You have identified it is capping out on cpu loading. Also look to see if the ‘top’ display shows that your are just about out of memory. When the poor Pi runs out of memory (as in any linux system) it starts to spend a HUGE amount of its time swapping in and out memory using what is called virtual memory. If it hits that then the processor will drop to it’s knees and ‘cry’. So we must avoid that.

So in general we try to be sure that the Pi has swap memory available in the first place by creation of a swap file but frankly what you really want if you get in a mode of using virtual memory is more memory. We have recently started to support Pi4 but only on current MCB boards (rev 5.2 and 5.3). On older images we may not have had swap setup. So run ‘top’

3rd line down shows load but 4th line shows if you have available memory.
If the ‘free’ memory number is really low you are likely swaping
Example: KiB Mem : 895508 total, 277904 free, 334012 used,
Above line is good because a high percentage is still free.
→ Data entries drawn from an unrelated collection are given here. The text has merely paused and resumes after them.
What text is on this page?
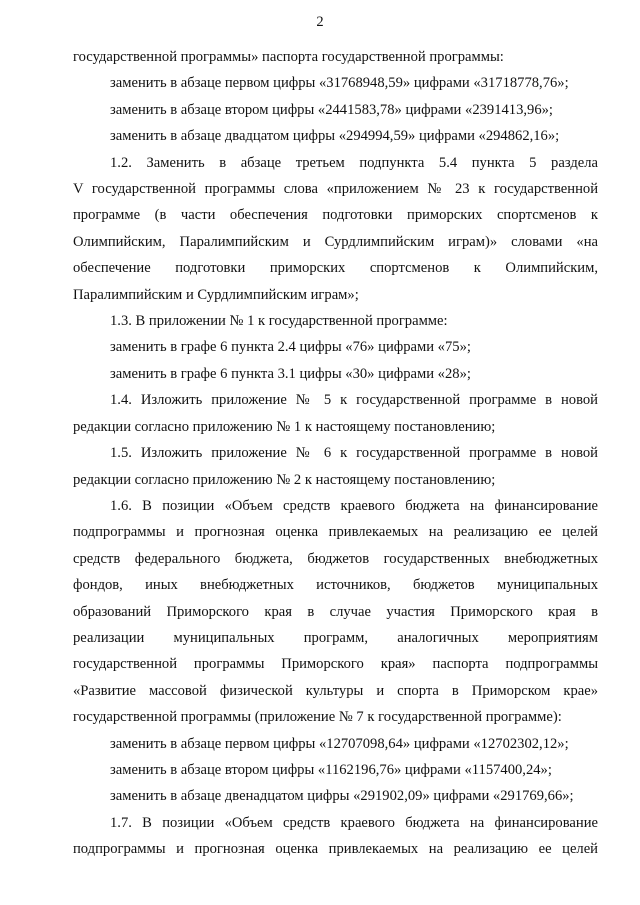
2
государственной программы» паспорта государственной программы:
заменить в абзаце первом цифры «31768948,59» цифрами «31718778,76»;
заменить в абзаце втором цифры «2441583,78» цифрами «2391413,96»;
заменить в абзаце двадцатом цифры «294994,59» цифрами «294862,16»;
1.2. Заменить в абзаце третьем подпункта 5.4 пункта 5 раздела
V государственной программы слова «приложением № 23 к государственной
программе (в части обеспечения подготовки приморских спортсменов к
Олимпийским, Паралимпийским и Сурдлимпийским играм)» словами «на
обеспечение подготовки приморских спортсменов к Олимпийским,
Паралимпийским и Сурдлимпийским играм»;
1.3. В приложении № 1 к государственной программе:
заменить в графе 6 пункта 2.4 цифры «76» цифрами «75»;
заменить в графе 6 пункта 3.1 цифры «30» цифрами «28»;
1.4. Изложить приложение № 5 к государственной программе в новой
редакции согласно приложению № 1 к настоящему постановлению;
1.5. Изложить приложение № 6 к государственной программе в новой
редакции согласно приложению № 2 к настоящему постановлению;
1.6. В позиции «Объем средств краевого бюджета на финансирование
подпрограммы и прогнозная оценка привлекаемых на реализацию ее целей
средств федерального бюджета, бюджетов государственных внебюджетных
фондов, иных внебюджетных источников, бюджетов муниципальных
образований Приморского края в случае участия Приморского края в
реализации муниципальных программ, аналогичных мероприятиям
государственной программы Приморского края» паспорта подпрограммы
«Развитие массовой физической культуры и спорта в Приморском крае»
государственной программы (приложение № 7 к государственной программе):
заменить в абзаце первом цифры «12707098,64» цифрами «12702302,12»;
заменить в абзаце втором цифры «1162196,76» цифрами «1157400,24»;
заменить в абзаце двенадцатом цифры «291902,09» цифрами «291769,66»;
1.7. В позиции «Объем средств краевого бюджета на финансирование
подпрограммы и прогнозная оценка привлекаемых на реализацию ее целей
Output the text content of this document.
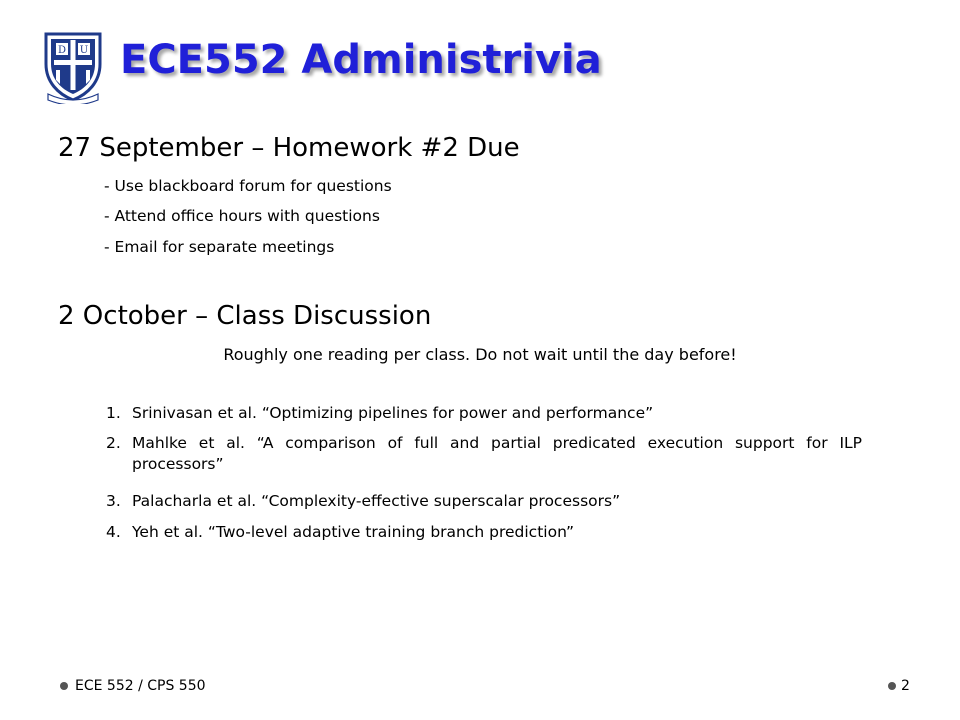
D U ECE552 Administrivia
27 September – Homework #2 Due
- Use blackboard forum for questions
- Attend office hours with questions
- Email for separate meetings
2 October – Class Discussion
Roughly one reading per class. Do not wait until the day before!
1. Srinivasan et al. “Optimizing pipelines for power and performance”
2. Mahlke et al. “A comparison of full and partial predicated execution support for ILP processors”
3. Palacharla et al. “Complexity-effective superscalar processors”
4. Yeh et al. “Two-level adaptive training branch prediction”
ECE 552 / CPS 550	2
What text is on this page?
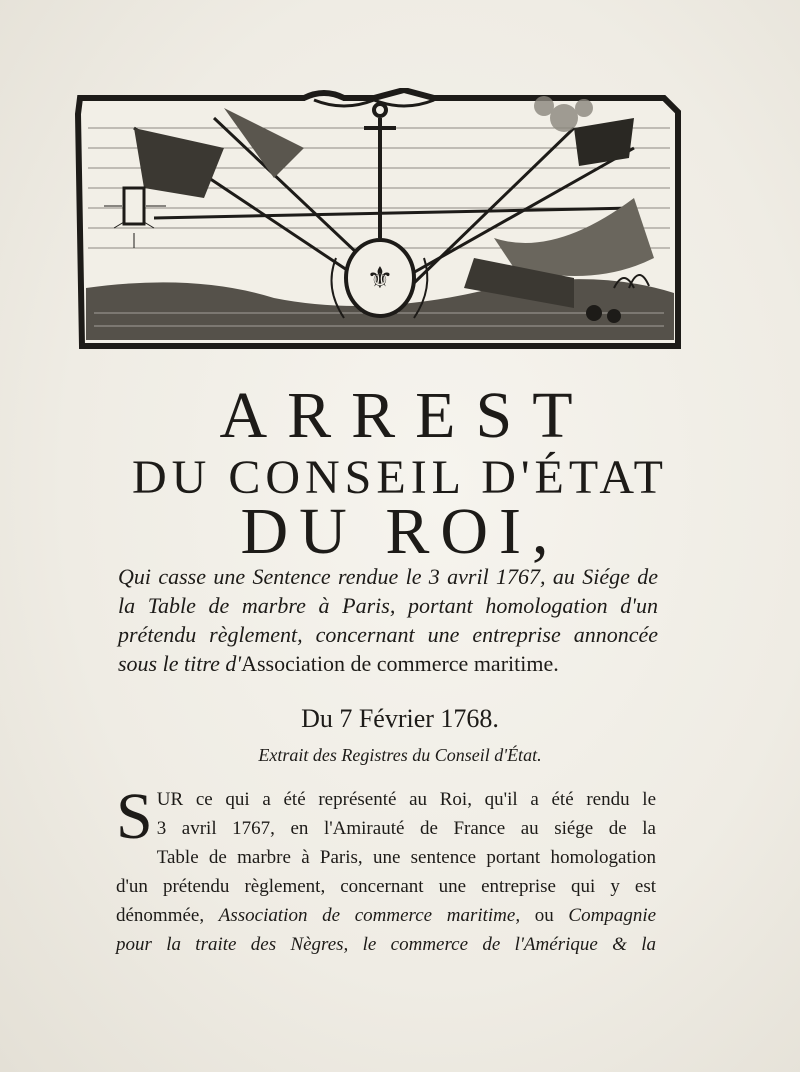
⚜
ARREST
DU CONSEIL D'ÉTAT
DU ROI,
Qui casse une Sentence rendue le 3 avril 1767, au Siége de la Table de marbre à Paris, portant homologation d'un prétendu règlement, concernant une entreprise annoncée sous le titre d'Association de commerce maritime.
Du 7 Février 1768.
Extrait des Registres du Conseil d'État.
S UR ce qui a été représenté au Roi, qu'il a été rendu le
3 avril 1767, en l'Amirauté de France au siége de la
Table de marbre à Paris, une sentence portant homologation
d'un prétendu règlement, concernant une entreprise qui y est
dénommée, Association de commerce maritime, ou Compagnie
pour la traite des Nègres, le commerce de l'Amérique & la
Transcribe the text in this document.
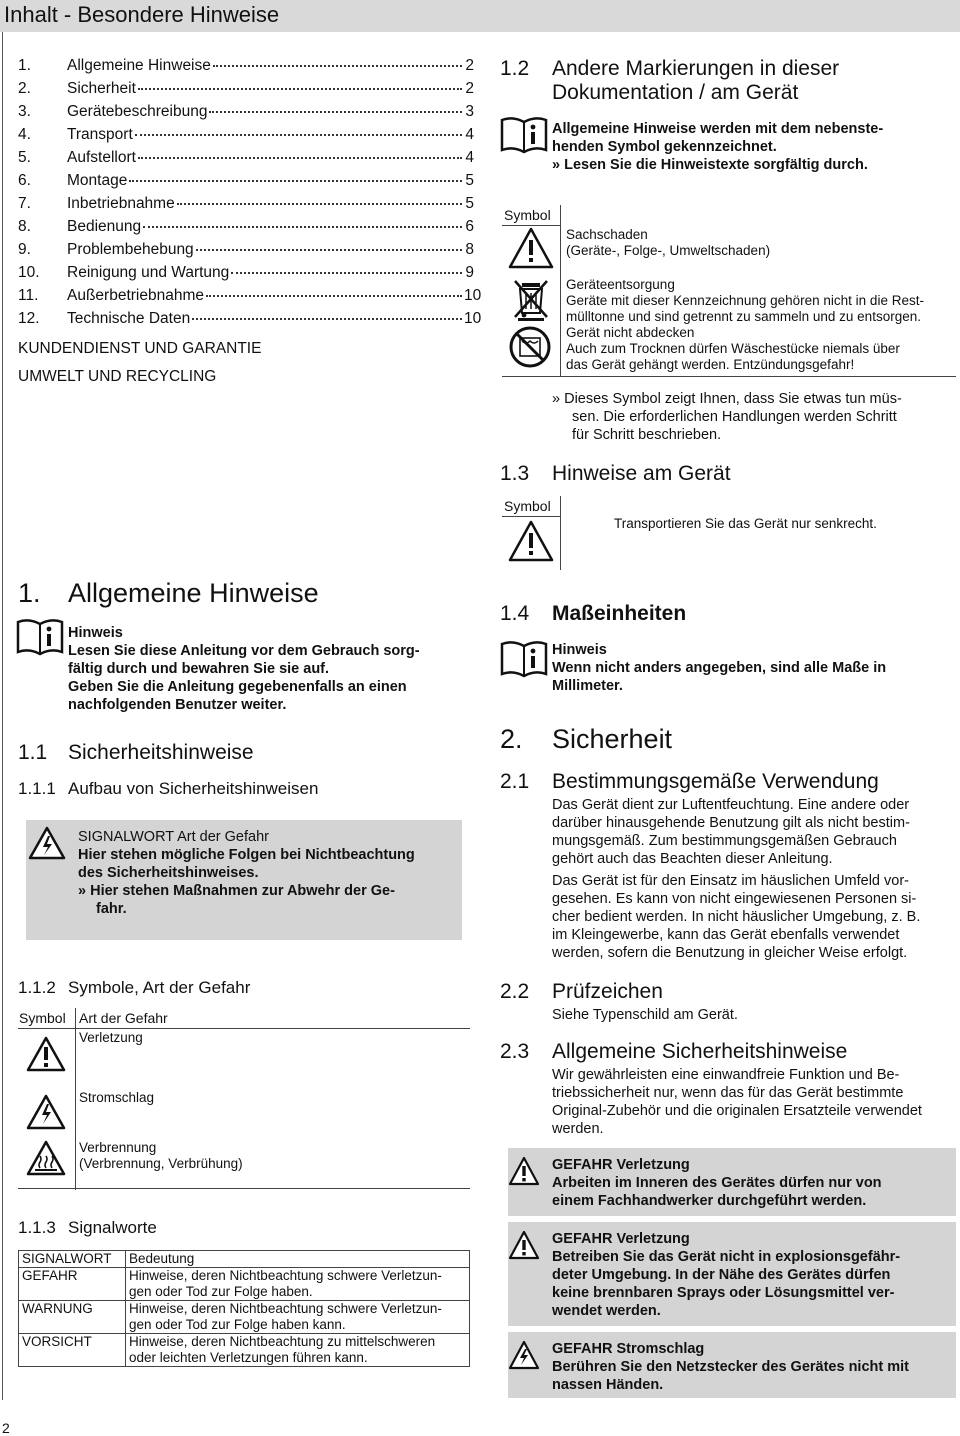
Inhalt - Besondere Hinweise
1.	Allgemeine Hinweise	2
2.	Sicherheit	2
3.	Gerätebeschreibung	3
4.	Transport	4
5.	Aufstellort	4
6.	Montage	5
7.	Inbetriebnahme	5
8.	Bedienung	6
9.	Problembehebung	8
10.	Reinigung und Wartung	9
11.	Außerbetriebnahme	10
12.	Technische Daten	10
KUNDENDIENST UND GARANTIE
UMWELT UND RECYCLING
1. Allgemeine Hinweise
Hinweis
Lesen Sie diese Anleitung vor dem Gebrauch sorg-
fältig durch und bewahren Sie sie auf.
Geben Sie die Anleitung gegebenenfalls an einen
nachfolgenden Benutzer weiter.
1.1 Sicherheitshinweise
1.1.1 Aufbau von Sicherheitshinweisen
SIGNALWORT Art der Gefahr
Hier stehen mögliche Folgen bei Nichtbeachtung
des Sicherheitshinweises.
» Hier stehen Maßnahmen zur Abwehr der Ge-
fahr.
1.1.2 Symbole, Art der Gefahr
Symbol Art der Gefahr
Verletzung
Stromschlag
Verbrennung
(Verbrennung, Verbrühung)
1.1.3 Signalworte
SIGNALWORT	Bedeutung
GEFAHR	Hinweise, deren Nichtbeachtung schwere Verletzun-
gen oder Tod zur Folge haben.

WARNUNG	Hinweise, deren Nichtbeachtung schwere Verletzun-
gen oder Tod zur Folge haben kann.

VORSICHT	Hinweise, deren Nichtbeachtung zu mittelschweren
oder leichten Verletzungen führen kann.
2
1.2 Andere Markierungen in dieser
Dokumentation / am Gerät
Allgemeine Hinweise werden mit dem nebenste-
henden Symbol gekennzeichnet.
» Lesen Sie die Hinweistexte sorgfältig durch.
Symbol
Sachschaden
(Geräte-, Folge-, Umweltschaden)
Geräteentsorgung
Geräte mit dieser Kennzeichnung gehören nicht in die Rest-
mülltonne und sind getrennt zu sammeln und zu entsorgen.
Gerät nicht abdecken
Auch zum Trocknen dürfen Wäschestücke niemals über
das Gerät gehängt werden. Entzündungsgefahr!
» Dieses Symbol zeigt Ihnen, dass Sie etwas tun müs-
sen. Die erforderlichen Handlungen werden Schritt
für Schritt beschrieben.
1.3 Hinweise am Gerät
Symbol
Transportieren Sie das Gerät nur senkrecht.
1.4 Maßeinheiten
Hinweis
Wenn nicht anders angegeben, sind alle Maße in
Millimeter.
2. Sicherheit
2.1 Bestimmungsgemäße Verwendung
Das Gerät dient zur Luftentfeuchtung. Eine andere oder
darüber hinausgehende Benutzung gilt als nicht bestim-
mungsgemäß. Zum bestimmungsgemäßen Gebrauch
gehört auch das Beachten dieser Anleitung.
Das Gerät ist für den Einsatz im häuslichen Umfeld vor-
gesehen. Es kann von nicht eingewiesenen Personen si-
cher bedient werden. In nicht häuslicher Umgebung, z. B.
im Kleingewerbe, kann das Gerät ebenfalls verwendet
werden, sofern die Benutzung in gleicher Weise erfolgt.
2.2 Prüfzeichen
Siehe Typenschild am Gerät.
2.3 Allgemeine Sicherheitshinweise
Wir gewährleisten eine einwandfreie Funktion und Be-
triebssicherheit nur, wenn das für das Gerät bestimmte
Original-Zubehör und die originalen Ersatzteile verwendet
werden.
GEFAHR Verletzung
Arbeiten im Inneren des Gerätes dürfen nur von
einem Fachhandwerker durchgeführt werden.
GEFAHR Verletzung
Betreiben Sie das Gerät nicht in explosionsgefähr-
deter Umgebung. In der Nähe des Gerätes dürfen
keine brennbaren Sprays oder Lösungsmittel ver-
wendet werden.
GEFAHR Stromschlag
Berühren Sie den Netzstecker des Gerätes nicht mit
nassen Händen.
The 5th line down starts with ‘KiB Swap:’ and a lot of the time this may be 0.
That means not attempt to setup a swap file has happened.
Setting up swap allows processors to not get bottlenecked and flat out stop cold
but it will not solve your problem. Once swap gets used all the time things will bog down major slow so we want more to avoid use of swap than optimize swap.
But you may want to look at setup of a swap file by searching web for ‘setup raspberry pi swap on ubuntu’ or something, you may find it interesting.

On an older issue for this thread: I have started to put together some efforts to support move_base along with real costmaps using our sonars. This is a big task. It is not ready for ‘prime time’.
I simply want it to be known we try to do this as little slices of time become available. It is a really bug ‘2nd step’ in our efforts to show people how to do inside 2D navigation. We are extremely busy with many things as I have mentioned so all of these demos are done in ‘our spare time’ which is minimal at best. Thank you for your understanding.